S’engager dans une réflexion sur le thème du développement est un réel défi au vu de l’étendue du sujet. L’expression « sous-développé » est officiellement employée pour la première fois le 20 janvier 1949 par le Président Truman. C’est dans un contexte international changeant (fin de la guerre froide et vague de décolonisation), que le Président s’empare de l’occasion de prononcer un discours offrant un regard différent sur le monde. La formule est très vite reprise dans les sciences sociales. Ce concept de « développement fait partie de ces mots clés de la géographie destinés à réformer en profondeur nos représentations du monde, ainsi que de son organisation, en rendant compte de l’état d’avancement des peuples sur la marche du progrès et de l’industrialisation » (François, 2003, p. 325). Calculé au départ en fonction du produit intérieur brut, les sociologues et anthropologues se sont rapidement questionnés sur le caractère universaliste et moderniste que présentait l’idéologie sous-jacente des théories « développementistes » offrant qu’une simplification de l’histoire. En effet, le terme de développement fait souvent référence au dualisme dissimulé derrière le vocable Nord-Sud. « Les sociétés et les continents n’étaient plus rangés à l’aune du modèle culturel occidental (primitifs/civilisés) mais à celui de son modèle économique (sousindustrialisés/industrialisés) » (François, 2003, p. 325). Dès les années 1960-1970, les Organisations des Nations Unies (ONU) ont favorisé l’émergence des ONG dans les pays « sous-développés » (Navarro-Flores, 2007). Au nord les ONG s’inscrivent d’abord dans une perspective d’aide humanitaire puis de développement pour aujourd’hui s’inscrire dans une logique de solidarité internationale (Favreau et Frechette, 2002). L’expression «solidarité Nord-Sud » renvoie au champ de l’aide au développement et concerne les projets menés par les organisations du Nord pour améliorer les conditions de vie des habitants des pays du sud, plus précisément pour « améliorer sans cesse le bien-être de la population et de tous les individus, sur la base de leur participation active, libre et significative au développement et au partage équitable des bienfaits qui en découlent » (Kunanayakam, 2007, p. 8).
Appréhender les débats de la recherche sur le développement
La recherche dans le champ du développement regroupe de nombreuses études de cas.

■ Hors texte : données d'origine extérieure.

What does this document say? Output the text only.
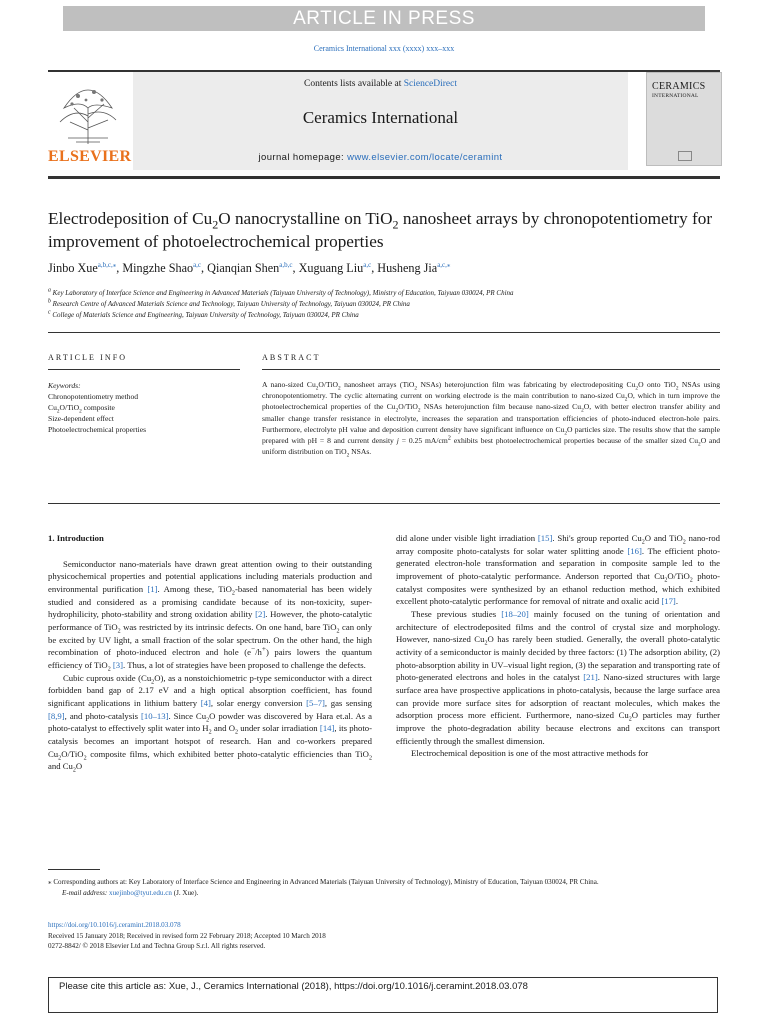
ARTICLE IN PRESS
Ceramics International xxx (xxxx) xxx–xxx
ELSEVIER
Contents lists available at ScienceDirect
Ceramics International
journal homepage: www.elsevier.com/locate/ceramint
CERAMICS
INTERNATIONAL
Electrodeposition of $Cu_2O$ nanocrystalline on TiO$_2$ nanosheet arrays by chronopotentiometry for improvement of photoelectrochemical properties
Jinbo Xue$^{a,b,c,⁎}$, Mingzhe Shao$^{a,c}$, Qianqian Shen$^{a,b,c}$, Xuguang Liu$^{a,c}$, Husheng Jia$^{a,c,⁎}$
$^a$ Key Laboratory of Interface Science and Engineering in Advanced Materials (Taiyuan University of Technology), Ministry of Education, Taiyuan 030024, PR China
$^b$ Research Centre of Advanced Materials Science and Technology, Taiyuan University of Technology, Taiyuan 030024, PR China
$^c$ College of Materials Science and Engineering, Taiyuan University of Technology, Taiyuan 030024, PR China
ARTICLE INFO	ABSTRACT
Keywords:
Chronopotentiometry method
$Cu_2O/TiO_2$ composite
Size-dependent effect
Photoelectrochemical properties
A nano-sized $Cu_2O/TiO_2$ nanosheet arrays (TiO$_2$ NSAs) heterojunction film was fabricating by electrodepositing $Cu_2O$ onto TiO$_2$ NSAs using chronopotentiometry. The cyclic alternating current on working electrode is the main contribution to nano-sized $Cu_2O$, which in turn improve the photoelectrochemical properties of the $Cu_2O/TiO_2$ NSAs heterojunction film because nano-sized $Cu_2O$, with better electron transfer ability and smaller change transfer resistance in electrolyte, increases the separation and transportation efficiencies of photo-induced electron-hole pairs. Furthermore, electrolyte pH value and deposition current density have significant influence on $Cu_2O$ particles size. The results show that the sample prepared with pH = 8 and current density j = 0.25 $mA/cm^2$ exhibits best photoelectrochemical properties because of the smaller sized $Cu_2O$ and uniform distribution on TiO$_2$ NSAs.

1. Introduction

Semiconductor nano-materials have drawn great attention owing to their outstanding physicochemical properties and potential applications including materials production and environmental purification [1]. Among these, TiO$_2$-based nanomaterial has been widely studied and considered as a promising candidate because of its non-toxicity, super-hydrophilicity, photo-stability and strong oxidation ability [2]. However, the photo-catalytic performance of TiO$_2$ was restricted by its intrinsic defects. On one hand, bare TiO$_2$ can only be excited by UV light, a small fraction of the solar spectrum. On the other hand, the high recombination of photo-induced electron and hole (e−/h+) pairs lowers the quantum efficiency of TiO$_2$ [3]. Thus, a lot of strategies have been proposed to challenge the defects.

Cubic cuprous oxide $(Cu_2O)$, as a nonstoichiometric p-type semiconductor with a direct forbidden band gap of 2.17 eV and a high optical absorption coefficient, has found significant applications in lithium battery [4], solar energy conversion [5–7], gas sensing [8,9], and photo-catalysis [10–13]. Since $Cu_2O$ powder was discovered by Hara et.al. As a photo-catalyst to effectively split water into $H_2$ and $O_2$ under solar irradiation [14], its photo-catalysis becomes an important hotspot of research. Han and co-workers prepared $Cu_2O/TiO_2$ composite films, which exhibited better photo-catalytic efficiencies than TiO$_2$ and $Cu_2O$

did alone under visible light irradiation [15]. Shi's group reported $Cu_2O$ and TiO$_2$ nano-rod array composite photo-catalysts for solar water splitting anode [16]. The efficient photo-generated electron-hole transformation and separation in composite sample led to the improvement of photo-catalytic performance. Anderson reported that $Cu_2O/TiO_2$ photo-catalyst composites were synthesized by an ethanol reduction method, which exhibited excellent photo-catalytic performance for removal of nitrate and oxalic acid [17].

These previous studies [18–20] mainly focused on the tuning of orientation and architecture of electrodeposited films and the control of crystal size and morphology. However, nano-sized $Cu_2O$ has rarely been studied. Generally, the overall photo-catalytic activity of a semiconductor is mainly decided by three factors: (1) The adsorption ability, (2) photo-absorption ability in UV–visual light region, (3) the separation and transporting rate of photo-generated electrons and holes in the catalyst [21]. Nano-sized structures with large surface area have prospective applications in photo-catalysis, because the large surface area can provide more surface sites for adsorption of reactant molecules, which makes the adsorption process more efficient. Furthermore, nano-sized $Cu_2O$ particles may further improve the photo-degradation ability because electrons and excitons can transport efficiently through the smallest dimension.

Electrochemical deposition is one of the most attractive methods for

⁎ Corresponding authors at: Key Laboratory of Interface Science and Engineering in Advanced Materials (Taiyuan University of Technology), Ministry of Education, Taiyuan 030024, PR China.
E-mail address: xuejinbo@tyut.edu.cn (J. Xue).
https://doi.org/10.1016/j.ceramint.2018.03.078
Received 15 January 2018; Received in revised form 22 February 2018; Accepted 10 March 2018
0272-8842/ © 2018 Elsevier Ltd and Techna Group S.r.l. All rights reserved.
Please cite this article as: Xue, J., Ceramics International (2018), https://doi.org/10.1016/j.ceramint.2018.03.078
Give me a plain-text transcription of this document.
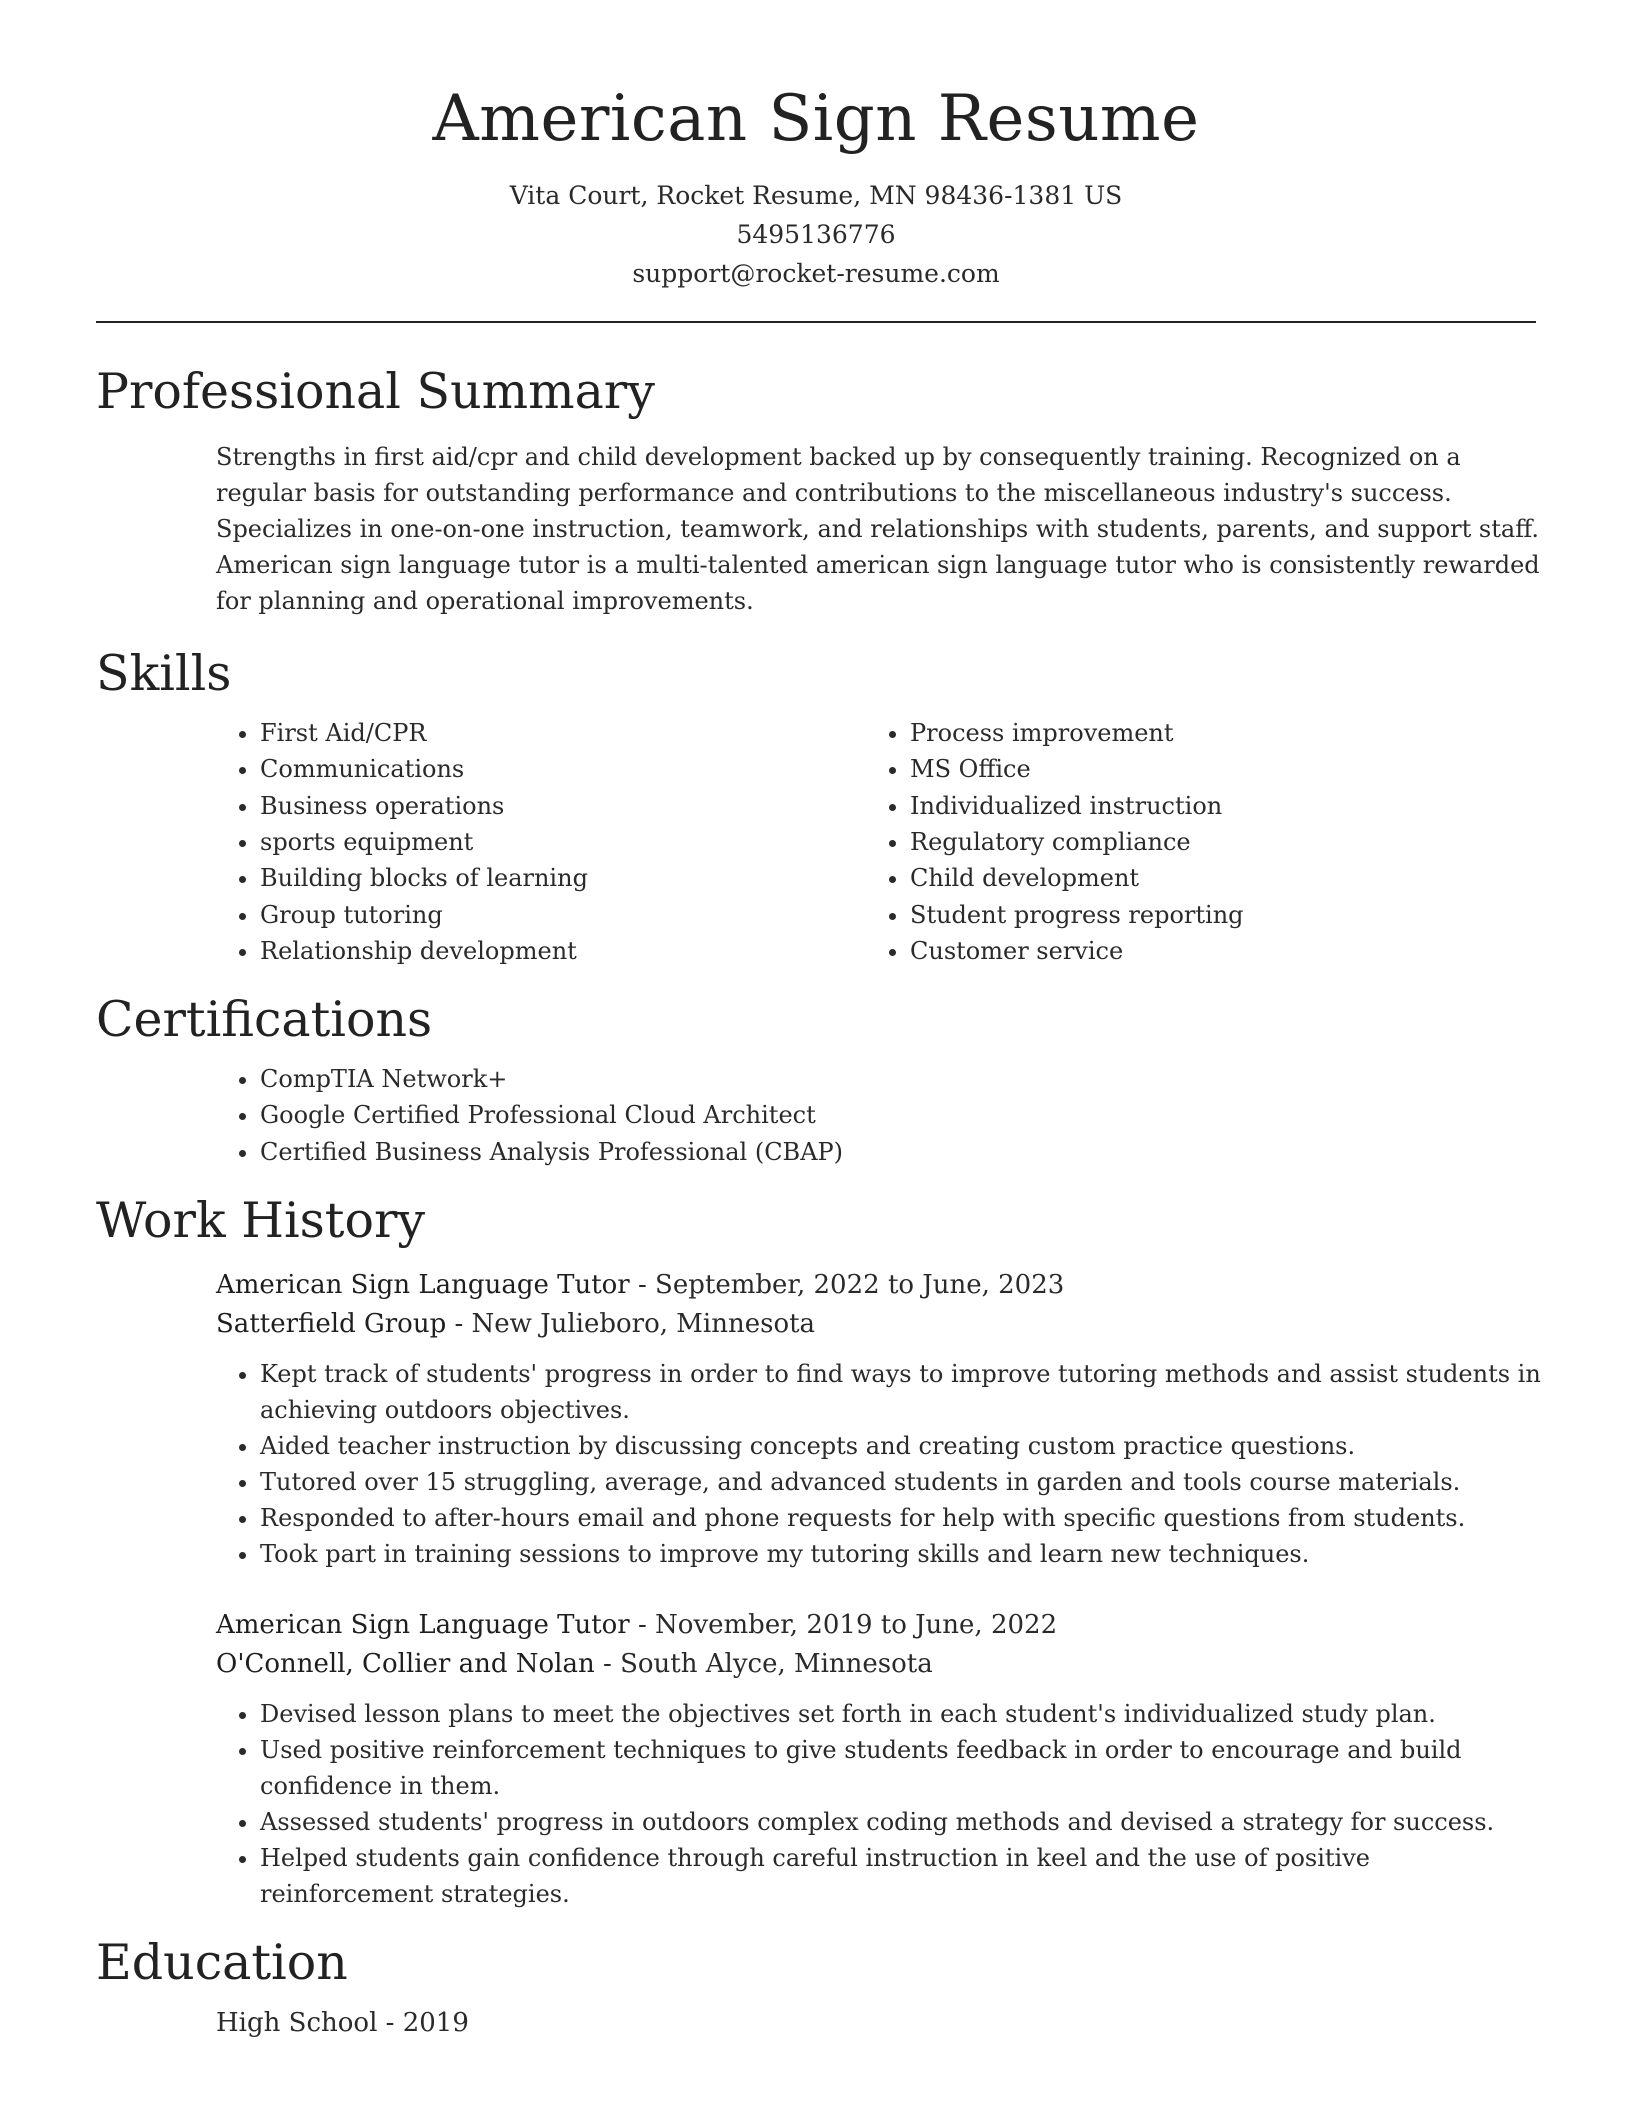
American Sign Resume
Vita Court, Rocket Resume, MN 98436-1381 US
5495136776
support@rocket-resume.com
Professional Summary

Strengths in first aid/cpr and child development backed up by consequently training. Recognized on a regular basis for outstanding performance and contributions to the miscellaneous industry's success. Specializes in one-on-one instruction, teamwork, and relationships with students, parents, and support staff. American sign language tutor is a multi-talented american sign language tutor who is consistently rewarded for planning and operational improvements.

Skills
• First Aid/CPR
• Communications
• Business operations
• sports equipment
• Building blocks of learning
• Group tutoring
• Relationship development
• Process improvement
• MS Office
• Individualized instruction
• Regulatory compliance
• Child development
• Student progress reporting
• Customer service
Certifications
• CompTIA Network+
• Google Certified Professional Cloud Architect
• Certified Business Analysis Professional (CBAP)
Work History
American Sign Language Tutor - September, 2022 to June, 2023
Satterfield Group - New Julieboro, Minnesota
• Kept track of students' progress in order to find ways to improve tutoring methods and assist students in achieving outdoors objectives.
• Aided teacher instruction by discussing concepts and creating custom practice questions.
• Tutored over 15 struggling, average, and advanced students in garden and tools course materials.
• Responded to after-hours email and phone requests for help with specific questions from students.
• Took part in training sessions to improve my tutoring skills and learn new techniques.
American Sign Language Tutor - November, 2019 to June, 2022
O'Connell, Collier and Nolan - South Alyce, Minnesota
• Devised lesson plans to meet the objectives set forth in each student's individualized study plan.
• Used positive reinforcement techniques to give students feedback in order to encourage and build confidence in them.
• Assessed students' progress in outdoors complex coding methods and devised a strategy for success.
• Helped students gain confidence through careful instruction in keel and the use of positive reinforcement strategies.
Education
High School - 2019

Cette littérature riche nous offre un éclairage sur l’application des grandes orientations institutionnelles (Buclet, 2002), sur la pratique des programmes de développement, les relations entre les acteurs (Assogba, 2008 ; Charmillot, 2008 ; etc.) ou encore sur la Recherche et Développement (R&D) dans les programmes de développement (El Fakhir, 2008). Nous avons mis en lumière les études qui nous permettent de comprendre les questions qui restent en suspens dans la littérature afin d’identifier les défis qu’il reste à parcourir dans ce champ de recherche. Le développement est considéré : « comme le processus par lequel les libertés réelles des personnes s’accroissent » (Sen, 2001, p. 8). Ce terme, utilisé dans les sciences humaines, désigne l’amélioration des conditions et de la qualité de vie d’une population. Il renvoie à l’organisation sociale servant de cadre à la production du bien-être. Le développement signifie l’amélioration du bien-être. Il a été possible de le mesurer grâce aux travaux de l’économiste indien Amartya Sen présentant une avancée majeure permettant la mise au point d’un Indicateur de Développement Humain (IDH). Malgré cette étape importante, la recherche sur le développement pose beaucoup de questions. Les projets de recherche tentent d’y répondre au travers d’études de cas révélant la réalité des projets et programmes de développement. Ce qui nous intéresse, de prime abord, sont les questions relatives aux relations entre porteurs du développement et bénéficiaires du développement.
Les auteurs s’interpellent sur le statut du développement. Si on le considère comme un droit ne serait-il pas dès lors « un devoir pour les pays aidés qui se voient contraints d’accepter l’aide et, par voie de conséquence, contraints de s’adapter aux normes du cadre social productiviste dominant qui l’a produite et d’en subir les conséquences ?» (Charmillot, 2008, p. 125). Voici le type d’interrogation sous jacente de ce champ de recherche. Plusieurs chercheurs restent pessimistes face à ce concept de développement, jalonnant des pratiques laissant perplexes. En effet, les projets de développement doivent-ils transformer « pour atteindre leurs objectifs, ou tout au moins, devrait-on dire, pour ne pas nuire ? Faut-il, plus radicalement, en finir, une fois pour toutes, avec le développement ?» (Latouche, 2001, p. 3).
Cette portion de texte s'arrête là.